LGBT: Après le Sénégal, le Parlement ghanéen adopte une loi plus sévère

Le Parlement du Ghana a adopté un projet de loi qui criminalise l’homosexualité ainsi que la promotion des activités liées aux personnes LGBT. Le texte doit encore être signé par le président John Dramani Mahama pour entrer en vigueur.

Selon cette proposition de loi, le fait de s’identifier ouvertement comme LGBT pourrait être puni d’une peine pouvant aller jusqu’à trois ans de prison. La promotion, le soutien ou le financement d’activités LGBT seraient également passibles de sanctions pénales, avec une peine maximale de dix ans d’emprisonnement.

La loi introduit en outre une obligation de dénonciation, obligeant les citoyens à signaler à la police toute infraction présumée à cette législation. Les personnes considérées comme des « soutiens » aux droits des LGBT pourraient elles aussi faire l’objet de poursuites judiciaires.

L’initiateur du texte, John Ntim Fordjour, affirme que ces mesures sont nécessaires pour protéger les valeurs familiales et les normes culturelles du Ghana. Plusieurs responsables religieux du pays ont également plaidé en faveur d’un durcissement de la législation.

De son côté, Human Rights Watch met en garde contre les conséquences de cette loi, estimant qu’elle entraînerait de graves violations des droits fondamentaux et une aggravation des discriminations à l’encontre des minorités sexuelles.

Des sanctions déjà existantes

Les relations homosexuelles sont déjà interdites au Ghana en vertu d’une loi héritée de l’époque coloniale.
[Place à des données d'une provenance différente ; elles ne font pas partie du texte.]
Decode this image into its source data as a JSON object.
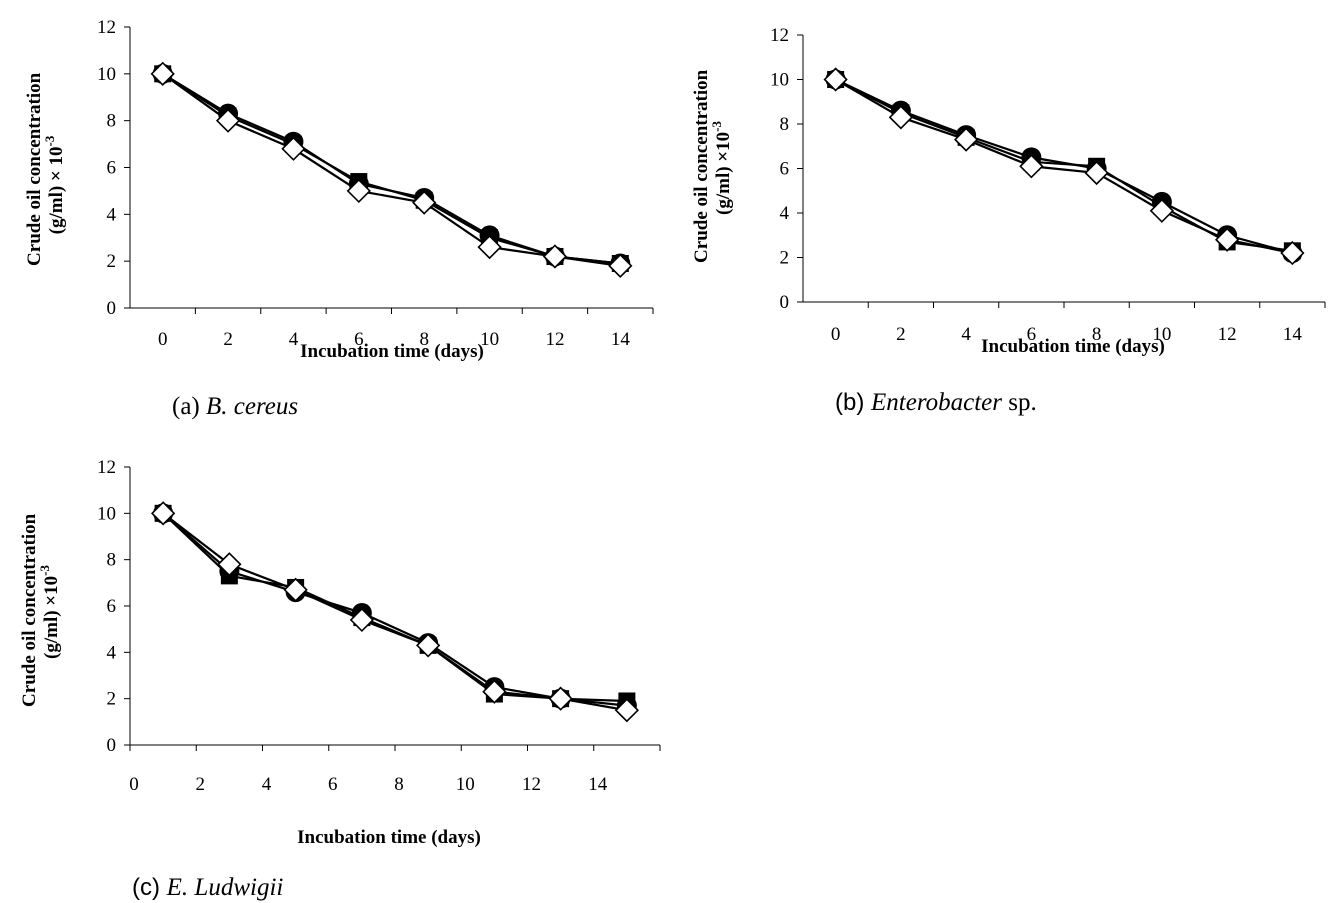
{
  "chart_data": [
    {
      "type": "line",
      "caption_prefix": "(a) ",
      "caption_name": "B. cereus",
      "caption_suffix": "",
      "xlabel": "Incubation  time (days)",
      "ylabel_line1": "Crude oil concentration",
      "ylabel_line2": "(g/ml)     × 10",
      "ylabel_sup": "-3",
      "xticks": [
        "0",
        "2",
        "4",
        "6",
        "8",
        "10",
        "12",
        "14"
      ],
      "yticks": [
        "0",
        "2",
        "4",
        "6",
        "8",
        "10",
        "12"
      ],
      "ylim": [
        0,
        12
      ],
      "categories": [
        "0",
        "2",
        "4",
        "6",
        "8",
        "10",
        "12",
        "14"
      ],
      "series": [
        {
          "marker": "circle",
          "values": [
            10.0,
            8.3,
            7.1,
            5.3,
            4.7,
            3.1,
            2.2,
            1.9
          ]
        },
        {
          "marker": "square",
          "values": [
            10.0,
            8.2,
            7.0,
            5.4,
            4.6,
            3.0,
            2.2,
            1.9
          ]
        },
        {
          "marker": "diamond",
          "values": [
            10.0,
            8.0,
            6.8,
            5.0,
            4.5,
            2.6,
            2.2,
            1.8
          ]
        }
      ]
    },
    {
      "type": "line",
      "caption_prefix": "(b) ",
      "caption_name": "Enterobacter",
      "caption_suffix": " sp.",
      "xlabel": "Incubation   time (days)",
      "ylabel_line1": "Crude oil concentration",
      "ylabel_line2": "(g/ml) ×10",
      "ylabel_sup": "-3",
      "xticks": [
        "0",
        "2",
        "4",
        "6",
        "8",
        "10",
        "12",
        "14"
      ],
      "yticks": [
        "0",
        "2",
        "4",
        "6",
        "8",
        "10",
        "12"
      ],
      "ylim": [
        0,
        12
      ],
      "categories": [
        "0",
        "2",
        "4",
        "6",
        "8",
        "10",
        "12",
        "14"
      ],
      "series": [
        {
          "marker": "circle",
          "values": [
            10.0,
            8.6,
            7.5,
            6.5,
            6.0,
            4.5,
            3.0,
            2.2
          ]
        },
        {
          "marker": "square",
          "values": [
            10.0,
            8.5,
            7.4,
            6.3,
            6.1,
            4.3,
            2.7,
            2.3
          ]
        },
        {
          "marker": "diamond",
          "values": [
            10.0,
            8.3,
            7.3,
            6.1,
            5.8,
            4.1,
            2.8,
            2.2
          ]
        }
      ]
    },
    {
      "type": "line",
      "caption_prefix": "(c) ",
      "caption_name": "E. Ludwigii",
      "caption_suffix": "",
      "xlabel": "Incubation  time (days)",
      "ylabel_line1": "Crude oil concentration",
      "ylabel_line2": "(g/ml) ×10",
      "ylabel_sup": "-3",
      "xticks": [
        "0",
        "2",
        "4",
        "6",
        "8",
        "10",
        "12",
        "14"
      ],
      "yticks": [
        "0",
        "2",
        "4",
        "6",
        "8",
        "10",
        "12"
      ],
      "ylim": [
        0,
        12
      ],
      "xlim": [
        0,
        16
      ],
      "x": [
        1,
        3,
        5,
        7,
        9,
        11,
        13,
        15
      ],
      "series": [
        {
          "marker": "circle",
          "values": [
            10.0,
            7.5,
            6.6,
            5.7,
            4.4,
            2.5,
            2.0,
            1.7
          ]
        },
        {
          "marker": "square",
          "values": [
            10.0,
            7.3,
            6.8,
            5.5,
            4.3,
            2.2,
            2.0,
            1.9
          ]
        },
        {
          "marker": "diamond",
          "values": [
            10.0,
            7.8,
            6.7,
            5.4,
            4.3,
            2.3,
            2.0,
            1.5
          ]
        }
      ]
    }
  ]
}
La nouvelle législation élargit considérablement le champ des infractions et renforce les sanctions existantes.

Une première version de cette loi avait été adoptée en 2024, mais n’avait pas été promulguée par l’ancien président Nana Akufo-Addo.

Une tendance observée dans plusieurs pays africains

Avec cette nouvelle loi, le Ghana rejoint un nombre croissant de pays africains qui criminalisent l’homosexualité ou renforcent leur législation en la matière. Dans plus de 30 des 54 pays du continent africain, les relations homosexuelles demeurent interdites.

Dans certains États, ces infractions sont passibles de lourdes peines de prison. Dans d’autres, comme l’Ouganda, la Mauritanie ou la Somalie, la peine de mort peut être prévue par la législation dans certaines circonstances liées aux relations entre personnes du même sexe.

Selon des témoignages recueillis au Ghana en 2023, les personnes LGBT affirment être de plus en plus souvent victimes de violences et de discriminations.